- Born: Magdy Anwar Hatata 1941 (age 84–85)
- Allegiance: Egypt
- Branch: Egyptian Army
- Rank: Lieutenant general
- Commands: Chief of the General Staff ; Republican Guard;
- Conflicts: Six-Day War Yom Kippur War
- Education: Egyptian Military School
- Other work: Chairperson of the Arab Organization for Industrialization

= Magdy Hatata =

Egyptian military officer (born 1941)

Magdy Hatata (born 1941) is an Egyptian former military officer who held various positions during the Presidency of Hosni Mubarak.

==Biography==
Hatata was born in 1941. He received a master of arts degree in military science and a fellowship of the Nasser Military Academy’s Higher War College.

He served as the commander of the second field army. He also headed the Republican Guard, being the fifth commander of the guard under Mubarak. He was one of the military personnel who fought against Israel in 1973.
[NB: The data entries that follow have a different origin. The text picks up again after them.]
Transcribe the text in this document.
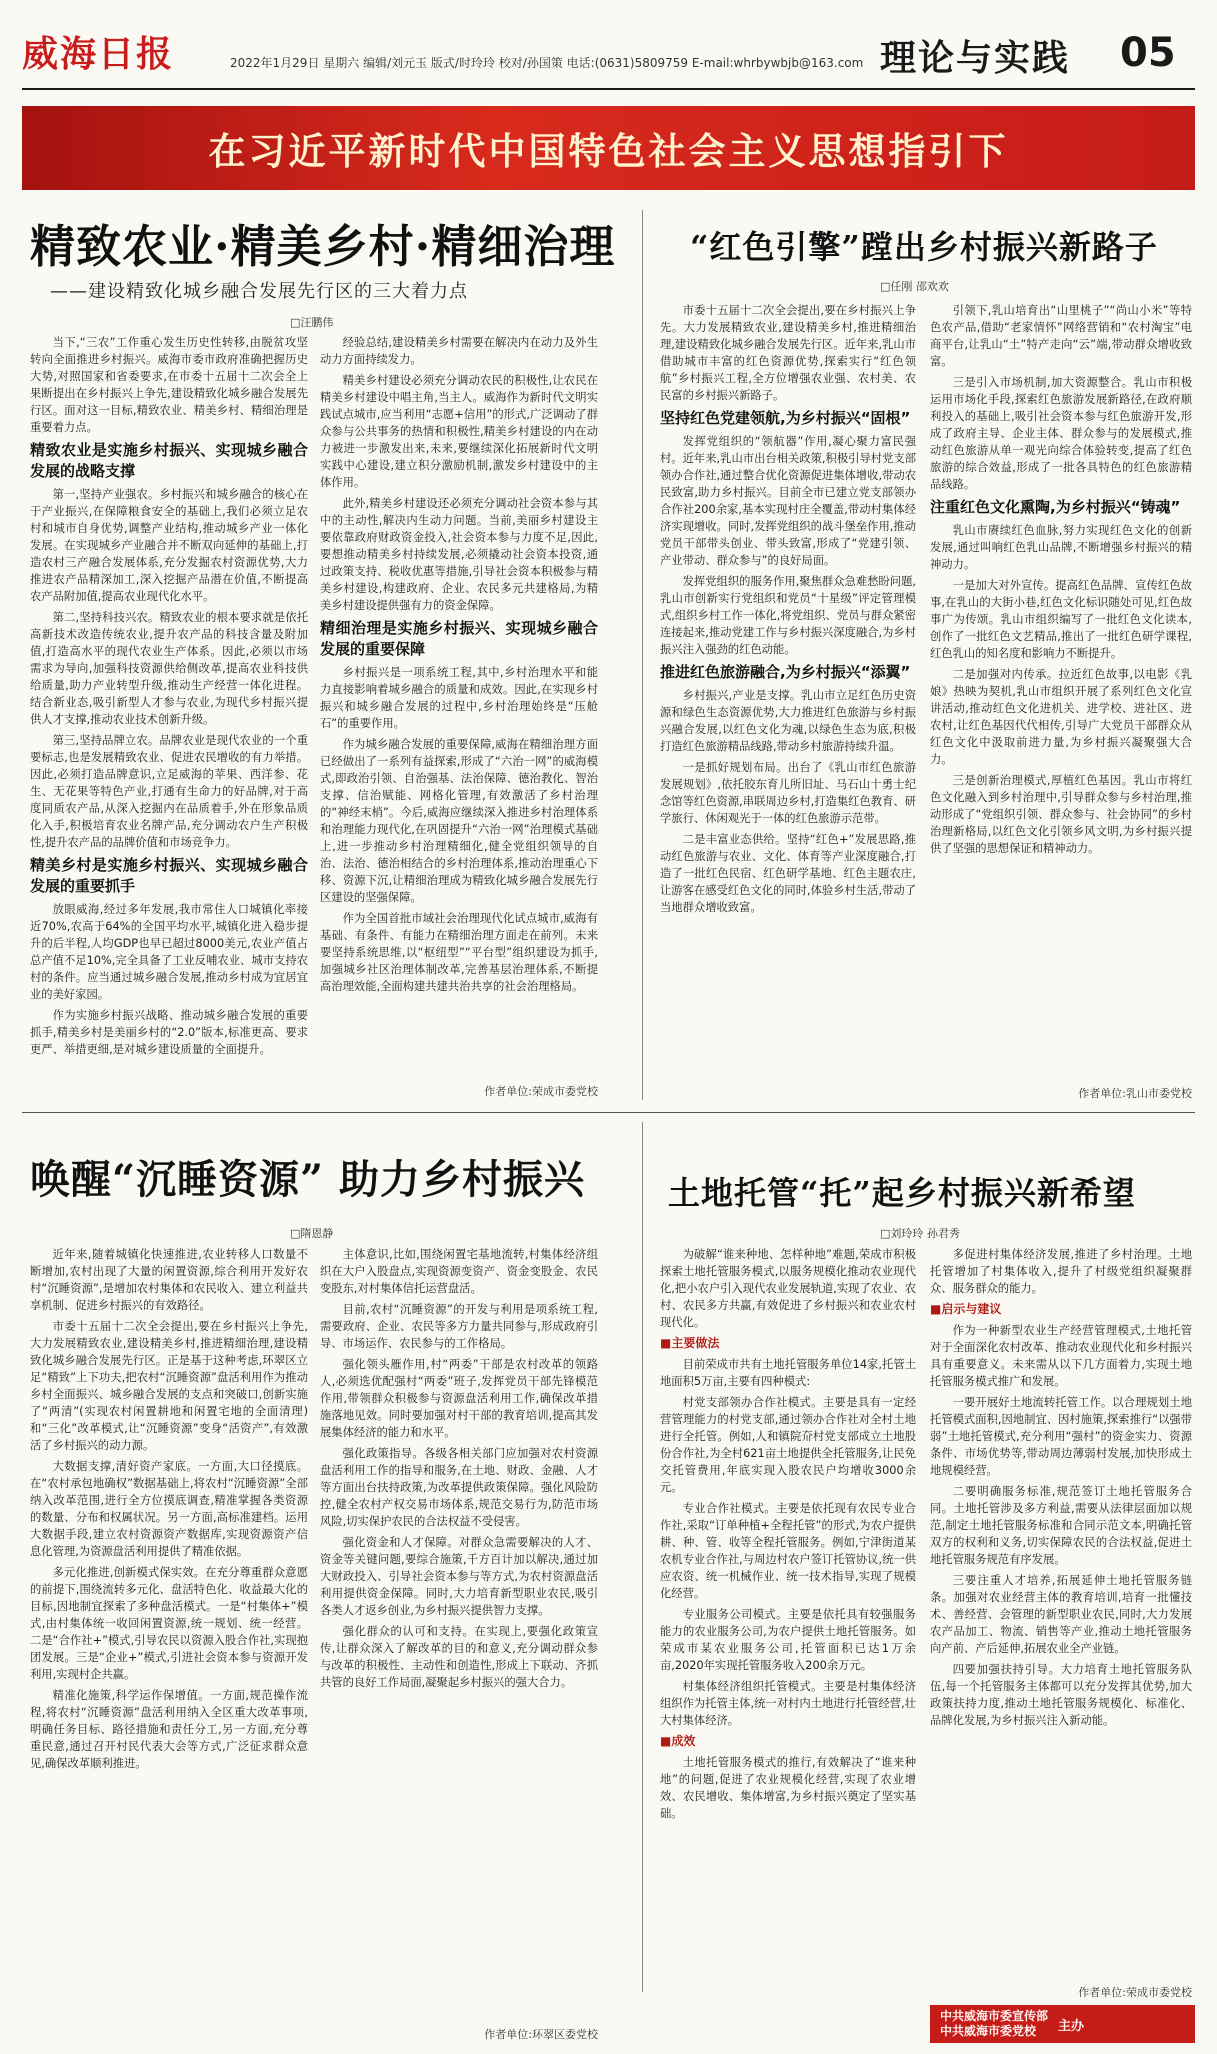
威海日报	2022年1月29日 星期六 编辑/刘元玉 版式/时玲玲 校对/孙国策 电话:(0631)5809759 E-mail:whrbywbjb@163.com 理论与实践 05
在习近平新时代中国特色社会主义思想指引下
精致农业·精美乡村·精细治理
——建设精致化城乡融合发展先行区的三大着力点
□汪鹏伟

当下,“三农”工作重心发生历史性转移,由脱贫攻坚转向全面推进乡村振兴。威海市委市政府准确把握历史大势,对照国家和省委要求,在市委十五届十二次会全上果断提出在乡村振兴上争先,建设精致化城乡融合发展先行区。面对这一目标,精致农业、精美乡村、精细治理是重要着力点。

精致农业是实施乡村振兴、实现城乡融合发展的战略支撑

第一,坚持产业强农。乡村振兴和城乡融合的核心在于产业振兴,在保障粮食安全的基础上,我们必须立足农村和城市自身优势,调整产业结构,推动城乡产业一体化发展。在实现城乡产业融合并不断双向延伸的基础上,打造农村三产融合发展体系,充分发掘农村资源优势,大力推进农产品精深加工,深入挖掘产品潜在价值,不断提高农产品附加值,提高农业现代化水平。

第二,坚持科技兴农。精致农业的根本要求就是依托高新技术改造传统农业,提升农产品的科技含量及附加值,打造高水平的现代农业生产体系。因此,必须以市场需求为导向,加强科技资源供给侧改革,提高农业科技供给质量,助力产业转型升级,推动生产经营一体化进程。结合新业态,吸引新型人才参与农业,为现代乡村振兴提供人才支撑,推动农业技术创新升级。

第三,坚持品牌立农。品牌农业是现代农业的一个重要标志,也是发展精致农业、促进农民增收的有力举措。因此,必须打造品牌意识,立足威海的苹果、西洋参、花生、无花果等特色产业,打通有生命力的好品牌,对于高度同质农产品,从深入挖掘内在品质着手,外在形象品质化入手,积极培育农业名牌产品,充分调动农户生产积极性,提升农产品的品牌价值和市场竞争力。

精美乡村是实施乡村振兴、实现城乡融合发展的重要抓手

放眼威海,经过多年发展,我市常住人口城镇化率接近70%,农高于64%的全国平均水平,城镇化进入稳步提升的后半程,人均GDP也早已超过8000美元,农业产值占总产值不足10%,完全具备了工业反哺农业、城市支持农村的条件。应当通过城乡融合发展,推动乡村成为宜居宜业的美好家园。

作为实施乡村振兴战略、推动城乡融合发展的重要抓手,精美乡村是美丽乡村的“2.0”版本,标准更高、要求更严、举措更细,是对城乡建设质量的全面提升。

经验总结,建设精美乡村需要在解决内在动力及外生动力方面持续发力。

精美乡村建设必须充分调动农民的积极性,让农民在精美乡村建设中唱主角,当主人。威海作为新时代文明实践试点城市,应当利用“志愿+信用”的形式,广泛调动了群众参与公共事务的热情和积极性,精美乡村建设的内在动力被进一步激发出来,未来,要继续深化拓展新时代文明实践中心建设,建立积分激励机制,激发乡村建设中的主体作用。

此外,精美乡村建设还必须充分调动社会资本参与其中的主动性,解决内生动力问题。当前,美丽乡村建设主要依靠政府财政资金投入,社会资本参与力度不足,因此,要想推动精美乡村持续发展,必须撬动社会资本投资,通过政策支持、税收优惠等措施,引导社会资本积极参与精美乡村建设,构建政府、企业、农民多元共建格局,为精美乡村建设提供强有力的资金保障。

精细治理是实施乡村振兴、实现城乡融合发展的重要保障

乡村振兴是一项系统工程,其中,乡村治理水平和能力直接影响着城乡融合的质量和成效。因此,在实现乡村振兴和城乡融合发展的过程中,乡村治理始终是“压舱石”的重要作用。

作为城乡融合发展的重要保障,威海在精细治理方面已经做出了一系列有益探索,形成了“六治一网”的威海模式,即政治引领、自治强基、法治保障、德治教化、智治支撑、信治赋能、网格化管理,有效激活了乡村治理的“神经末梢”。今后,威海应继续深入推进乡村治理体系和治理能力现代化,在巩固提升“六治一网”治理模式基础上,进一步推动乡村治理精细化,健全党组织领导的自治、法治、德治相结合的乡村治理体系,推动治理重心下移、资源下沉,让精细治理成为精致化城乡融合发展先行区建设的坚强保障。

作为全国首批市域社会治理现代化试点城市,威海有基础、有条件、有能力在精细治理方面走在前列。未来要坚持系统思维,以“枢纽型”“平台型”组织建设为抓手,加强城乡社区治理体制改革,完善基层治理体系,不断提高治理效能,全面构建共建共治共享的社会治理格局。

作者单位:荣成市委党校
“红色引擎”蹚出乡村振兴新路子
□任刚 邵欢欢

市委十五届十二次全会提出,要在乡村振兴上争先。大力发展精致农业,建设精美乡村,推进精细治理,建设精致化城乡融合发展先行区。近年来,乳山市借助城市丰富的红色资源优势,探索实行“红色领航”乡村振兴工程,全方位增强农业强、农村美、农民富的乡村振兴新路子。

坚持红色党建领航,为乡村振兴“固根”

发挥党组织的“领航器”作用,凝心聚力富民强村。近年来,乳山市出台相关政策,积极引导村党支部领办合作社,通过整合优化资源促进集体增收,带动农民致富,助力乡村振兴。目前全市已建立党支部领办合作社200余家,基本实现村庄全覆盖,带动村集体经济实现增收。同时,发挥党组织的战斗堡垒作用,推动党员干部带头创业、带头致富,形成了“党建引领、产业带动、群众参与”的良好局面。

发挥党组织的服务作用,聚焦群众急难愁盼问题,乳山市创新实行党组织和党员“十星级”评定管理模式,组织乡村工作一体化,将党组织、党员与群众紧密连接起来,推动党建工作与乡村振兴深度融合,为乡村振兴注入强劲的红色动能。

推进红色旅游融合,为乡村振兴“添翼”

乡村振兴,产业是支撑。乳山市立足红色历史资源和绿色生态资源优势,大力推进红色旅游与乡村振兴融合发展,以红色文化为魂,以绿色生态为底,积极打造红色旅游精品线路,带动乡村旅游持续升温。

一是抓好规划布局。出台了《乳山市红色旅游发展规划》,依托胶东育儿所旧址、马石山十勇士纪念馆等红色资源,串联周边乡村,打造集红色教育、研学旅行、休闲观光于一体的红色旅游示范带。

二是丰富业态供给。坚持“红色+”发展思路,推动红色旅游与农业、文化、体育等产业深度融合,打造了一批红色民宿、红色研学基地、红色主题农庄,让游客在感受红色文化的同时,体验乡村生活,带动了当地群众增收致富。

引领下,乳山培育出“山里桃子”“尚山小米”等特色农产品,借助“老家情怀”网络营销和“农村淘宝”电商平台,让乳山“土”特产走向“云”端,带动群众增收致富。

三是引入市场机制,加大资源整合。乳山市积极运用市场化手段,探索红色旅游发展新路径,在政府顺利投入的基础上,吸引社会资本参与红色旅游开发,形成了政府主导、企业主体、群众参与的发展模式,推动红色旅游从单一观光向综合体验转变,提高了红色旅游的综合效益,形成了一批各具特色的红色旅游精品线路。

注重红色文化熏陶,为乡村振兴“铸魂”

乳山市赓续红色血脉,努力实现红色文化的创新发展,通过叫响红色乳山品牌,不断增强乡村振兴的精神动力。

一是加大对外宣传。提高红色品牌、宣传红色故事,在乳山的大街小巷,红色文化标识随处可见,红色故事广为传颂。乳山市组织编写了一批红色文化读本,创作了一批红色文艺精品,推出了一批红色研学课程,红色乳山的知名度和影响力不断提升。

二是加强对内传承。拉近红色故事,以电影《乳娘》热映为契机,乳山市组织开展了系列红色文化宣讲活动,推动红色文化进机关、进学校、进社区、进农村,让红色基因代代相传,引导广大党员干部群众从红色文化中汲取前进力量,为乡村振兴凝聚强大合力。

三是创新治理模式,厚植红色基因。乳山市将红色文化融入到乡村治理中,引导群众参与乡村治理,推动形成了“党组织引领、群众参与、社会协同”的乡村治理新格局,以红色文化引领乡风文明,为乡村振兴提供了坚强的思想保证和精神动力。

作者单位:乳山市委党校
唤醒“沉睡资源” 助力乡村振兴
□隋恩静

近年来,随着城镇化快速推进,农业转移人口数量不断增加,农村出现了大量的闲置资源,综合利用开发好农村“沉睡资源”,是增加农村集体和农民收入、建立利益共享机制、促进乡村振兴的有效路径。

市委十五届十二次全会提出,要在乡村振兴上争先,大力发展精致农业,建设精美乡村,推进精细治理,建设精致化城乡融合发展先行区。正是基于这种考虑,环翠区立足“精致”上下功夫,把农村“沉睡资源”盘活利用作为推动乡村全面振兴、城乡融合发展的支点和突破口,创新实施了“两清”(实现农村闲置耕地和闲置宅地的全面清理)和“三化”改革模式,让“沉睡资源”变身“活资产”,有效激活了乡村振兴的动力源。

大数据支撑,清好资产家底。一方面,大口径摸底。在“农村承包地确权”数据基础上,将农村“沉睡资源”全部纳入改革范围,进行全方位摸底调查,精准掌握各类资源的数量、分布和权属状况。另一方面,高标准建档。运用大数据手段,建立农村资源资产数据库,实现资源资产信息化管理,为资源盘活利用提供了精准依据。

多元化推进,创新模式保实效。在充分尊重群众意愿的前提下,围绕流转多元化、盘活特色化、收益最大化的目标,因地制宜探索了多种盘活模式。一是“村集体+”模式,由村集体统一收回闲置资源,统一规划、统一经营。二是“合作社+”模式,引导农民以资源入股合作社,实现抱团发展。三是“企业+”模式,引进社会资本参与资源开发利用,实现村企共赢。

精准化施策,科学运作保增值。一方面,规范操作流程,将农村“沉睡资源”盘活利用纳入全区重大改革事项,明确任务目标、路径措施和责任分工,另一方面,充分尊重民意,通过召开村民代表大会等方式,广泛征求群众意见,确保改革顺利推进。

主体意识,比如,围绕闲置宅基地流转,村集体经济组织在大户入股盘点,实现资源变资产、资金变股金、农民变股东,对村集体信托运营盘活。

目前,农村“沉睡资源”的开发与利用是项系统工程,需要政府、企业、农民等多方力量共同参与,形成政府引导、市场运作、农民参与的工作格局。

强化领头雁作用,村“两委”干部是农村改革的领路人,必须选优配强村“两委”班子,发挥党员干部先锋模范作用,带领群众积极参与资源盘活利用工作,确保改革措施落地见效。同时要加强对村干部的教育培训,提高其发展集体经济的能力和水平。

强化政策指导。各级各相关部门应加强对农村资源盘活利用工作的指导和服务,在土地、财政、金融、人才等方面出台扶持政策,为改革提供政策保障。强化风险防控,健全农村产权交易市场体系,规范交易行为,防范市场风险,切实保护农民的合法权益不受侵害。

强化资金和人才保障。对群众急需要解决的人才、资金等关键问题,要综合施策,千方百计加以解决,通过加大财政投入、引导社会资本参与等方式,为农村资源盘活利用提供资金保障。同时,大力培育新型职业农民,吸引各类人才返乡创业,为乡村振兴提供智力支撑。

强化群众的认可和支持。在实现上,要强化政策宣传,让群众深入了解改革的目的和意义,充分调动群众参与改革的积极性、主动性和创造性,形成上下联动、齐抓共管的良好工作局面,凝聚起乡村振兴的强大合力。

作者单位:环翠区委党校
土地托管“托”起乡村振兴新希望
□刘玲玲 孙君秀

为破解“谁来种地、怎样种地”难题,荣成市积极探索土地托管服务模式,以服务规模化推动农业现代化,把小农户引入现代农业发展轨道,实现了农业、农村、农民多方共赢,有效促进了乡村振兴和农业农村现代化。

■主要做法

目前荣成市共有土地托管服务单位14家,托管土地面积5万亩,主要有四种模式:

村党支部领办合作社模式。主要是具有一定经营管理能力的村党支部,通过领办合作社对全村土地进行全托管。例如,人和镇院夼村党支部成立土地股份合作社,为全村621亩土地提供全托管服务,让民免交托管费用,年底实现入股农民户均增收3000余元。

专业合作社模式。主要是依托现有农民专业合作社,采取“订单种植+全程托管”的形式,为农户提供耕、种、管、收等全程托管服务。例如,宁津街道某农机专业合作社,与周边村农户签订托管协议,统一供应农资、统一机械作业、统一技术指导,实现了规模化经营。

专业服务公司模式。主要是依托具有较强服务能力的农业服务公司,为农户提供土地托管服务。如荣成市某农业服务公司,托管面积已达1万余亩,2020年实现托管服务收入200余万元。

村集体经济组织托管模式。主要是村集体经济组织作为托管主体,统一对村内土地进行托管经营,壮大村集体经济。

■成效

土地托管服务模式的推行,有效解决了“谁来种地”的问题,促进了农业规模化经营,实现了农业增效、农民增收、集体增富,为乡村振兴奠定了坚实基础。

多促进村集体经济发展,推进了乡村治理。土地托管增加了村集体收入,提升了村级党组织凝聚群众、服务群众的能力。

■启示与建议

作为一种新型农业生产经营管理模式,土地托管对于全面深化农村改革、推动农业现代化和乡村振兴具有重要意义。未来需从以下几方面着力,实现土地托管服务模式推广和发展。

一要开展好土地流转托管工作。以合理规划土地托管模式面积,因地制宜、因村施策,探索推行“以强带弱”土地托管模式,充分利用“强村”的资金实力、资源条件、市场优势等,带动周边薄弱村发展,加快形成土地规模经营。

二要明确服务标准,规范签订土地托管服务合同。土地托管涉及多方利益,需要从法律层面加以规范,制定土地托管服务标准和合同示范文本,明确托管双方的权利和义务,切实保障农民的合法权益,促进土地托管服务规范有序发展。

三要注重人才培养,拓展延伸土地托管服务链条。加强对农业经营主体的教育培训,培育一批懂技术、善经营、会管理的新型职业农民,同时,大力发展农产品加工、物流、销售等产业,推动土地托管服务向产前、产后延伸,拓展农业全产业链。

四要加强扶持引导。大力培育土地托管服务队伍,每一个托管服务主体都可以充分发挥其优势,加大政策扶持力度,推动土地托管服务规模化、标准化、品牌化发展,为乡村振兴注入新动能。

作者单位:荣成市委党校
中共威海市委宣传部
中共威海市委党校	主办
Hatata was promoted to the rank of lieutenant general. He was appointed chief of staff of the Egyptian Armed Forces on 31 October 1995, replacing Salah Halabi in the post. Hatata held the post until 31 October 2001 when Hamdy Wahiba was appointed to the post. The same year Hatata was named by President Hosni Mubarak as the head of Arab Organization for Industrialization. After leaving the office, Hatata taught at the Egyptian Army’s Command and General Staff College.

In 2011, he was reportedly expected to be one of the presidential candidates. However, he declared in December 2011 that he would not run for the office.